Hi Dominik,

On Mon, Nov 22, 2021 at 10:31:15AM +0000, Froehlich, Dominik wrote:
> For ongoing connections (not total), the stats page shows a tooltip stating
> 
> 
>   *   Current Active Connections
>   *   Current Used Connections
>   *   Current Idle Connections (broken down into safe and unsafe idle 
> connections)
> 
> What is the difference between active and used connections? Which number
> combined with idle connections reflects the current number of open
> connections on the OS level? (i.e. using resources like fds, buffers, ports)

You had me look at the code to figure the exact detail :-/

They're not computed the same way but I think that this results in them
being equivalent nowadays:
  - active is server->cur_sess, which is incremented whenever we need to
    establish a connection to a server, possibly after leaving the queue;

  - used is the number of server connections used, that is maintained at
    the idle pool layer for statistics.

Functionally speaking, even though they are not computed at the same place
and for the same reasons, I think they're the same. And except in rare
cases in my tests (slight timing differences), I think they're the same
now. Previously when idle connections couldn't be shared between threads
it would have been more complicated as one would be a sum of stuff that
could not necessarily be usable though. That's probably something we need
to consider cleaning for future versions.

> My ultimate goal is to answer the question "how loaded is this machine?" vs.
> a limit of open connections.

Got it. Then use either (or focus on active which is the historical one).
It's incremented only when under use. And use "used+idle" to know the number
of established connections at the OS level.

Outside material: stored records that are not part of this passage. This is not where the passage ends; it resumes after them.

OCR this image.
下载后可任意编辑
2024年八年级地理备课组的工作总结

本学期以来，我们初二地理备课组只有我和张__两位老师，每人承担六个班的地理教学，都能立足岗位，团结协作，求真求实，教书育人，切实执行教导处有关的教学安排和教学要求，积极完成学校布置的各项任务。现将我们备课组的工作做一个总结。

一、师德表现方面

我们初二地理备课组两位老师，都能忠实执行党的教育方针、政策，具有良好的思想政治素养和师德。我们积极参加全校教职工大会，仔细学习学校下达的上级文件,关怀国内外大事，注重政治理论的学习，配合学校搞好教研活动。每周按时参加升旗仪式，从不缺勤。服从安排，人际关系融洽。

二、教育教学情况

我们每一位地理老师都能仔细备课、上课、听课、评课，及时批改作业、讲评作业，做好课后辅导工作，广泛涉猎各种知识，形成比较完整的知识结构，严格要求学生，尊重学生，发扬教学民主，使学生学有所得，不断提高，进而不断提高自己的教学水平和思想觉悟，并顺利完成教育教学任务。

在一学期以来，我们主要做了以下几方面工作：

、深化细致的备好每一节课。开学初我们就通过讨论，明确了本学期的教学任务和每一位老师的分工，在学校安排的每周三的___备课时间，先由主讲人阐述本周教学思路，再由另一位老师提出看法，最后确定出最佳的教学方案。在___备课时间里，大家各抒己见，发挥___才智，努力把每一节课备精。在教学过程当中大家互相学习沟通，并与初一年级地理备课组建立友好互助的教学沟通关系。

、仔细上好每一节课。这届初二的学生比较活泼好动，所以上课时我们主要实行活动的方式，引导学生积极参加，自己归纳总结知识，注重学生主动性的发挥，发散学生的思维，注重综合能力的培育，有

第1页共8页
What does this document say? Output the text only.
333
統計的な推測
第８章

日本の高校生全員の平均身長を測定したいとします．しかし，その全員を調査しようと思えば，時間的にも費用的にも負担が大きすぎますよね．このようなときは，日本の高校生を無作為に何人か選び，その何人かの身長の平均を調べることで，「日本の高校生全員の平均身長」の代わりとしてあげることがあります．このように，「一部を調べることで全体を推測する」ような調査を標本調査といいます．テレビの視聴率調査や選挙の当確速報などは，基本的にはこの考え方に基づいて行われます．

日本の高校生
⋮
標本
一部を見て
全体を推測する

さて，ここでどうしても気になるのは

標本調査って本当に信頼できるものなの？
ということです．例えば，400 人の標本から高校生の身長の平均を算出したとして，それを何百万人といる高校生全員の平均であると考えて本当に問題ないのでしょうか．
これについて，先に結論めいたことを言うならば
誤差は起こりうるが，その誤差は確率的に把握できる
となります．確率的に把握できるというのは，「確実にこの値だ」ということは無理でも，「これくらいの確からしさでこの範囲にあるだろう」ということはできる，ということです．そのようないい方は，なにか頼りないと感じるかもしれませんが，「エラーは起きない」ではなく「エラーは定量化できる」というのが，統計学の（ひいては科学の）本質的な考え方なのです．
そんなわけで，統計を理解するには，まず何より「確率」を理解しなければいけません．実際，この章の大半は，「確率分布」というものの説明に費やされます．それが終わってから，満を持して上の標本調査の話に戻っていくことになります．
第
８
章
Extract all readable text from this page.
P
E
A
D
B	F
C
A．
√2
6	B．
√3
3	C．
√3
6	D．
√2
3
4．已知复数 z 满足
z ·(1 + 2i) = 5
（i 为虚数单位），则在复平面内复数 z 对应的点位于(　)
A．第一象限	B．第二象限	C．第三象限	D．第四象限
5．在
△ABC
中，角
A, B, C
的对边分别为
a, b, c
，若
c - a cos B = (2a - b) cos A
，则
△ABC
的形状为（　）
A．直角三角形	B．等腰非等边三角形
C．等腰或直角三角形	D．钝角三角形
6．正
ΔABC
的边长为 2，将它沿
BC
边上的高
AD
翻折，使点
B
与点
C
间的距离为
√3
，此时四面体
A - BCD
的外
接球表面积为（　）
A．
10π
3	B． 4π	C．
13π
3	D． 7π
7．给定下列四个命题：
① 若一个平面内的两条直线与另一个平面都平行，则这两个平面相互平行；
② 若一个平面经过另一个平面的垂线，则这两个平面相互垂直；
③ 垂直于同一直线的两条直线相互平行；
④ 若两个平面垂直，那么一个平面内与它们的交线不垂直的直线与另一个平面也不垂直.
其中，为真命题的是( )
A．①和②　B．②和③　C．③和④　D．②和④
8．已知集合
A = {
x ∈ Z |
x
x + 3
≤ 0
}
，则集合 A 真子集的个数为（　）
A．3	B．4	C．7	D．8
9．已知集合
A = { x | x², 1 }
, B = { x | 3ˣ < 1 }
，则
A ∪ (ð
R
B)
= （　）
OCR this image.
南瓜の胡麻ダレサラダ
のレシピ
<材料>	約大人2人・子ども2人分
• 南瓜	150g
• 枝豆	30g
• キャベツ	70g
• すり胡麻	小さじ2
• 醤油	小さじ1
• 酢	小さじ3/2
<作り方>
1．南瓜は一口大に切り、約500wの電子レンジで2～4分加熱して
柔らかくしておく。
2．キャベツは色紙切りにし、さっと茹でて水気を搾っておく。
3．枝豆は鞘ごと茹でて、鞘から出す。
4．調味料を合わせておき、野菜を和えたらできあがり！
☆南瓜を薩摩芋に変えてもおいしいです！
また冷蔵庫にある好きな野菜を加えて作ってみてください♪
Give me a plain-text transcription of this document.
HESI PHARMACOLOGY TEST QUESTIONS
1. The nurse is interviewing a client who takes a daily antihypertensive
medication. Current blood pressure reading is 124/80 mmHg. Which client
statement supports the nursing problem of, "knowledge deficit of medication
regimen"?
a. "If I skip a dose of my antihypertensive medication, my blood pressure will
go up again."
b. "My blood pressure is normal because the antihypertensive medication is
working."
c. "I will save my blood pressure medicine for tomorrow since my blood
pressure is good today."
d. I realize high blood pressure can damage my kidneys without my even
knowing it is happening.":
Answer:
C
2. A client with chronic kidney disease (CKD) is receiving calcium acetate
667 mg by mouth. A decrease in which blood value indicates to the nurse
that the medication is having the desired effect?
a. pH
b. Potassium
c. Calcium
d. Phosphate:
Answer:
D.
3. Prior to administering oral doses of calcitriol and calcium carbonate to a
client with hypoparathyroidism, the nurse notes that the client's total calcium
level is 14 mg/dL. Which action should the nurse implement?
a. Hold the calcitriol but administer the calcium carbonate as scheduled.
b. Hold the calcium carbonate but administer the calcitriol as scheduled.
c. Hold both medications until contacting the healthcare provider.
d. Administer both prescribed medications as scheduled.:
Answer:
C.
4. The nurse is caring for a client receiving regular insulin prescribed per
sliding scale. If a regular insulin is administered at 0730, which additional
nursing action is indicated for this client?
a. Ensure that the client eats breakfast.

> What's the difference between safe and unsafe idle connections? Is it related
> to the http-reuse directive, e.g. private vs. non-private reusable
> connections?

Yes that's in part it. A safe connection is one which has proven that it was
reusable (it got reused at least once) an on which we're OK with sending the
first request of a connection because it's reasonably safe. An unsafe
connection is one that has processed 0 or 1 request only. When you use
"http-reuse always", this makesk no difference, both are always used.